Summer Budget 2015: Need-to-know small business policies

The chancellor has announced changes to Sunday trading hours, corporation tax and the introduction of a new National Living Wage...

In the first fully Conservative budget since 1996, chancellor George Osborne today announced a raft of proposals to “put UK economic security and working people first”.

Emphasised as a “big budget for people with big ambitions to secure Britain’s future”, Osborne outlined landmark changes to Sunday trading hours, Corporation Tax and the headline-grabber – a new Living Wage, which will all impact upon the country’s small and medium businesses.

Read on to find out the key small business policies of the summer Budget…

Changes to Sunday trading hours

Marking the biggest change to trading laws since the reforms of the 1990’s, Osborne has confirmed earlier speculation that responsibility for Sunday shop opening and closing hours will be devolved to local authorities and city mayors. Osborne has claimed that this change will enable local areas to have a greater say over their own economies.

Peter Burgess, director at Retail Human Resources, supports the government’s decision to reform Sunday trading hours:

It is archaic that large shops still have to close for much of the day on Sunday which is one of the most important shopping days of the week. People do not have to shop on Sundays if they don’t want to; no hands are being forced here. By increasing the time allowed for large shops to open this will reduce pressure on Saturdays and will, in turn, create more jobs. It should be up to local communities to decide, as has been suggested.

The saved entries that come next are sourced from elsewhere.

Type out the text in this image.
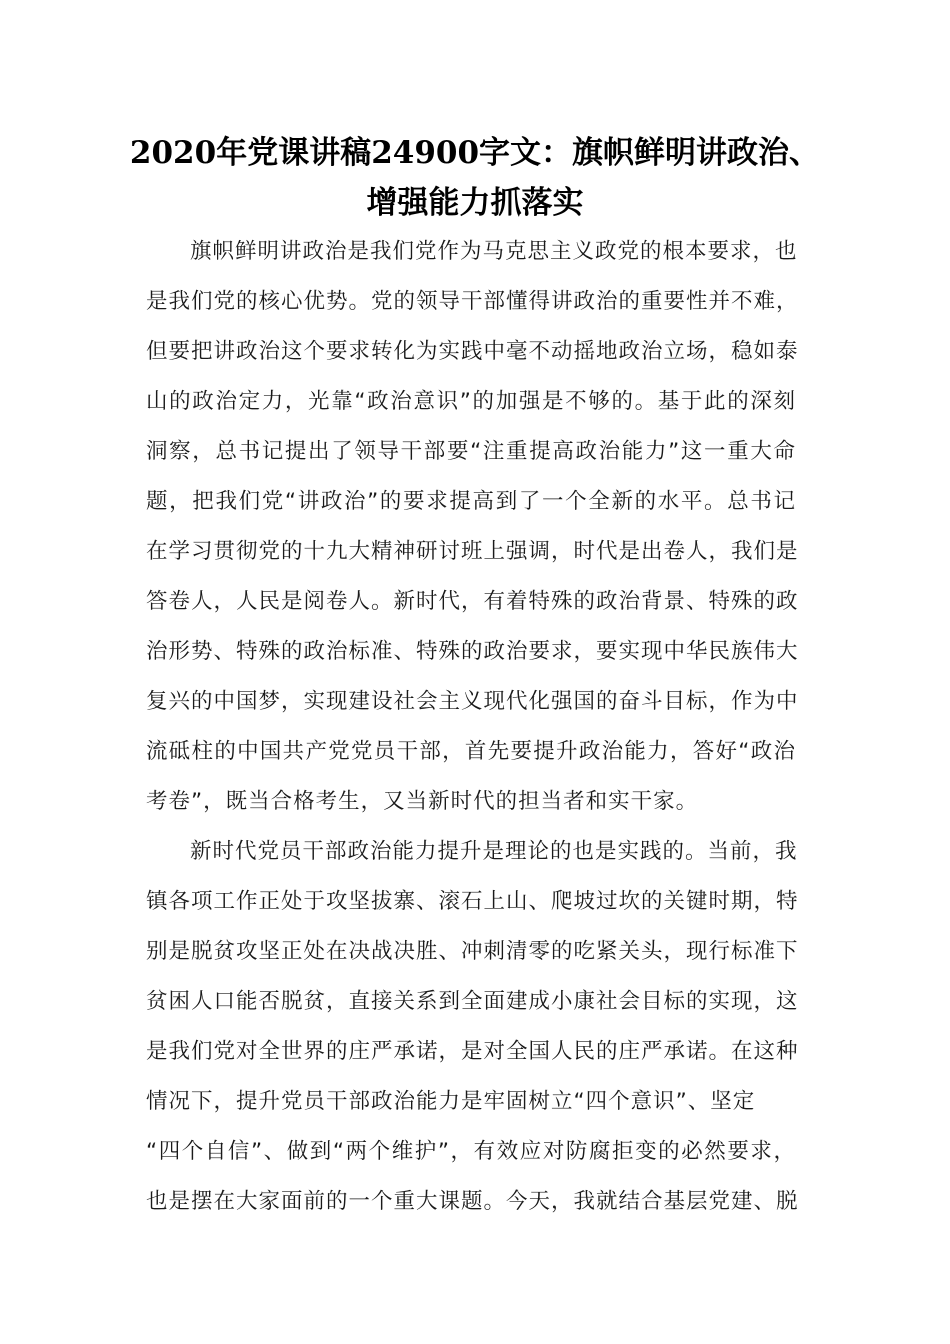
2020年党课讲稿24900字文：旗帜鲜明讲政治、
增强能力抓落实
旗帜鲜明讲政治是我们党作为马克思主义政党的根本要求，也
是我们党的核心优势。党的领导干部懂得讲政治的重要性并不难，
但要把讲政治这个要求转化为实践中毫不动摇地政治立场，稳如泰
山的政治定力，光靠“政治意识”的加强是不够的。基于此的深刻
洞察，总书记提出了领导干部要“注重提高政治能力”这一重大命
题，把我们党“讲政治”的要求提高到了一个全新的水平。总书记
在学习贯彻党的十九大精神研讨班上强调，时代是出卷人，我们是
答卷人，人民是阅卷人。新时代，有着特殊的政治背景、特殊的政
治形势、特殊的政治标准、特殊的政治要求，要实现中华民族伟大
复兴的中国梦，实现建设社会主义现代化强国的奋斗目标，作为中
流砥柱的中国共产党党员干部，首先要提升政治能力，答好“政治
考卷”，既当合格考生，又当新时代的担当者和实干家。
新时代党员干部政治能力提升是理论的也是实践的。当前，我
镇各项工作正处于攻坚拔寨、滚石上山、爬坡过坎的关键时期，特
别是脱贫攻坚正处在决战决胜、冲刺清零的吃紧关头，现行标准下
贫困人口能否脱贫，直接关系到全面建成小康社会目标的实现，这
是我们党对全世界的庄严承诺，是对全国人民的庄严承诺。在这种
情况下，提升党员干部政治能力是牢固树立“四个意识”、坚定
“四个自信”、做到“两个维护”，有效应对防腐拒变的必然要求，
也是摆在大家面前的一个重大课题。今天，我就结合基层党建、脱
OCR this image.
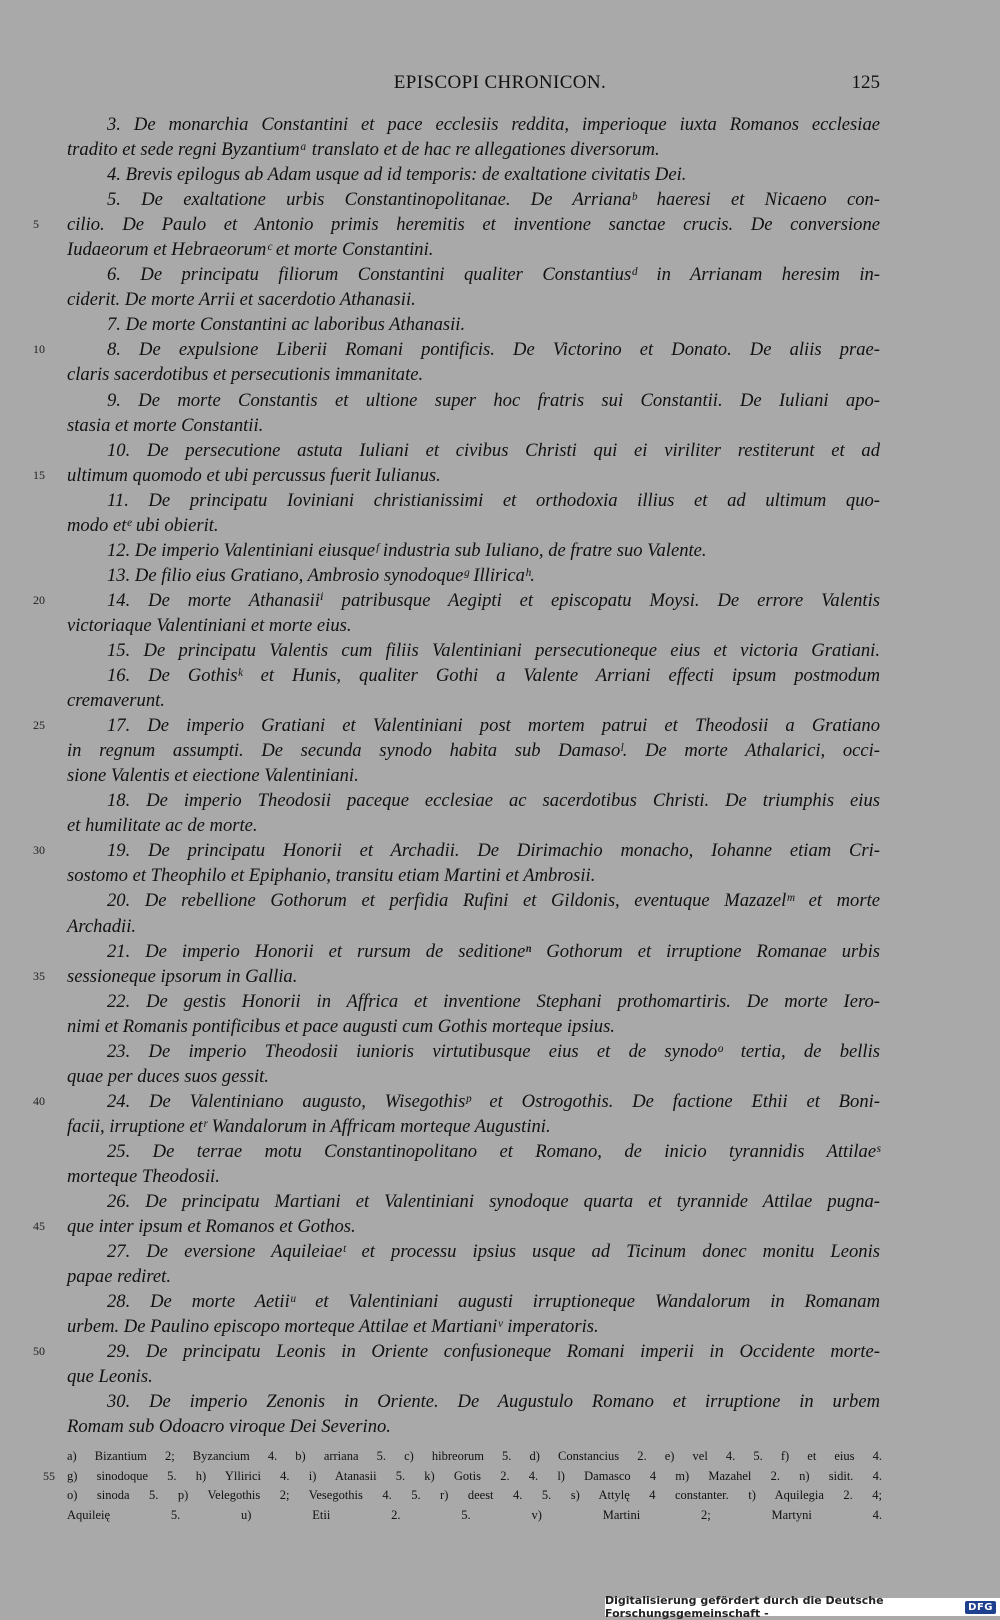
EPISCOPI CHRONICON.	125
3. De monarchia Constantini et pace ecclesiis reddita, imperioque iuxta Romanos ecclesiae
tradito et sede regni Byzantiumᵃ translato et de hac re allegationes diversorum.
4. Brevis epilogus ab Adam usque ad id temporis: de exaltatione civitatis Dei.
5. De exaltatione urbis Constantinopolitanae. De Arrianaᵇ haeresi et Nicaeno con-
5	cilio. De Paulo et Antonio primis heremitis et inventione sanctae crucis. De conversione
Iudaeorum et Hebraeorumᶜ et morte Constantini.
6. De principatu filiorum Constantini qualiter Constantiusᵈ in Arrianam heresim in-
ciderit. De morte Arrii et sacerdotio Athanasii.
7. De morte Constantini ac laboribus Athanasii.
10	8. De expulsione Liberii Romani pontificis. De Victorino et Donato. De aliis prae-
claris sacerdotibus et persecutionis immanitate.
9. De morte Constantis et ultione super hoc fratris sui Constantii. De Iuliani apo-
stasia et morte Constantii.
10. De persecutione astuta Iuliani et civibus Christi qui ei viriliter restiterunt et ad
15	ultimum quomodo et ubi percussus fuerit Iulianus.
11. De principatu Ioviniani christianissimi et orthodoxia illius et ad ultimum quo-
modo etᵉ ubi obierit.
12. De imperio Valentiniani eiusqueᶠ industria sub Iuliano, de fratre suo Valente.
13. De filio eius Gratiano, Ambrosio synodoqueᵍ Illiricaʰ.
20	14. De morte Athanasiiⁱ patribusque Aegipti et episcopatu Moysi. De errore Valentis
victoriaque Valentiniani et morte eius.
15. De principatu Valentis cum filiis Valentiniani persecutioneque eius et victoria Gratiani.
16. De Gothisᵏ et Hunis, qualiter Gothi a Valente Arriani effecti ipsum postmodum
cremaverunt.
25	17. De imperio Gratiani et Valentiniani post mortem patrui et Theodosii a Gratiano
in regnum assumpti. De secunda synodo habita sub Damasoˡ. De morte Athalarici, occi-
sione Valentis et eiectione Valentiniani.
18. De imperio Theodosii paceque ecclesiae ac sacerdotibus Christi. De triumphis eius
et humilitate ac de morte.
30	19. De principatu Honorii et Archadii. De Dirimachio monacho, Iohanne etiam Cri-
sostomo et Theophilo et Epiphanio, transitu etiam Martini et Ambrosii.
20. De rebellione Gothorum et perfidia Rufini et Gildonis, eventuque Mazazelᵐ et morte
Archadii.
21. De imperio Honorii et rursum de seditioneⁿ Gothorum et irruptione Romanae urbis
35	sessioneque ipsorum in Gallia.
22. De gestis Honorii in Affrica et inventione Stephani prothomartiris. De morte Iero-
nimi et Romanis pontificibus et pace augusti cum Gothis morteque ipsius.
23. De imperio Theodosii iunioris virtutibusque eius et de synodoᵒ tertia, de bellis
quae per duces suos gessit.
40	24. De Valentiniano augusto, Wisegothisᵖ et Ostrogothis. De factione Ethii et Boni-
facii, irruptione etʳ Wandalorum in Affricam morteque Augustini.
25. De terrae motu Constantinopolitano et Romano, de inicio tyrannidis Attilaeˢ
morteque Theodosii.
26. De principatu Martiani et Valentiniani synodoque quarta et tyrannide Attilae pugna-
45	que inter ipsum et Romanos et Gothos.
27. De eversione Aquileiaeᵗ et processu ipsius usque ad Ticinum donec monitu Leonis
papae rediret.
28. De morte Aetiiᵘ et Valentiniani augusti irruptioneque Wandalorum in Romanam
urbem. De Paulino episcopo morteque Attilae et Martianiᵛ imperatoris.
50	29. De principatu Leonis in Oriente confusioneque Romani imperii in Occidente morte-
que Leonis.
30. De imperio Zenonis in Oriente. De Augustulo Romano et irruptione in urbem
Romam sub Odoacro viroque Dei Severino.
a) Bizantium 2; Byzancium 4. b) arriana 5. c) hibreorum 5. d) Constancius 2. e) vel 4. 5. f) et eius 4.
55 g) sinodoque 5. h) Yllirici 4. i) Atanasii 5. k) Gotis 2. 4. l) Damasco 4 m) Mazahel 2. n) sidit. 4.
o) sinoda 5. p) Velegothis 2; Vesegothis 4. 5. r) deest 4. 5. s) Attylę 4 constanter. t) Aquilegia 2. 4;
Aquileię 5. u) Etii 2. 5. v) Martini 2; Martyni 4.
Digitalisierung gefördert durch die Deutsche Forschungsgemeinschaft -	DFG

“As for convenience stores, they retain their advantage of being convenient as opposed to out of town or in a major shopping area where it is quite often difficult to park. Given the massive swing away from large supermarkets to the High Street, I would have thought they have already had the help they claim they need.”

Corporation Tax

Claiming to have already “brought business back to Britain” with the 20% reduced rate of Corporation Tax, the chancellor has announced that corporation tax will be cut to 19% in 2017 and 18% by 2020. Osborne said the cuts will help “businesses grow and invest with confidence” and will benefit over a million companies.

Howard Sears, managing director of venture capital firm Astuta, has said “this was a frankly barnstorming Budget”:

“Confidence among UK businesses is already strong but these latest reductions in corporation tax will supercharge it.

“As well as sending out an important message to UK business owners, the reduction in corporation tax will give them a strong competitive edge and the all-important breathing space to grow.”

New National Living Wage

Arguably the biggest annoucement of the summer Budget, Osborne has detailed plans for a new National Living Wage. The wage will start at £7.20 an hour from April 2016, rising to £9 an hour by 2020 for people 25 and older. Osborne declared that “Britain deserves a pay rise”.

National Insurance contributions

From April 2016, the government will increase the National Insurance contributions (NICs) Employment Allowance from £2,000 to £3,000 a year to help businesses with additional wage costs. Obsorne stated that the increase in Employment Allowance will mean businesses are able to employ four workers full-time on the new National Living Wage, without paying any NICs.

Annual Investment Allowance

The annual investment allowance will be set permanently at £200,000 from January 2016 – businesses will be able to deduct the full value of certain items, such as equipment and machinery – up to a value of £200,000 from their profits before tax. The increase is intended to help businesses plan for long-term spending as it gives full tax relief in the year items are purchased rather than over several years.

Mark Sismey-Durrant, CEO of Hampshire Trust Bank, thinks the increase of the Allowance could be “the catalyst small businesses need to invest and grow their companies”:

“Small businesses can only succeed with the appropriate financial support and guidance from both the government and industry and therefore today’s announcement by the chancellor will go towards supporting the small businesses which represent almost 50% of our economy.”

Fuel duty

Fuel duty will be frozen this year, as previously confirmed in the spring Budget.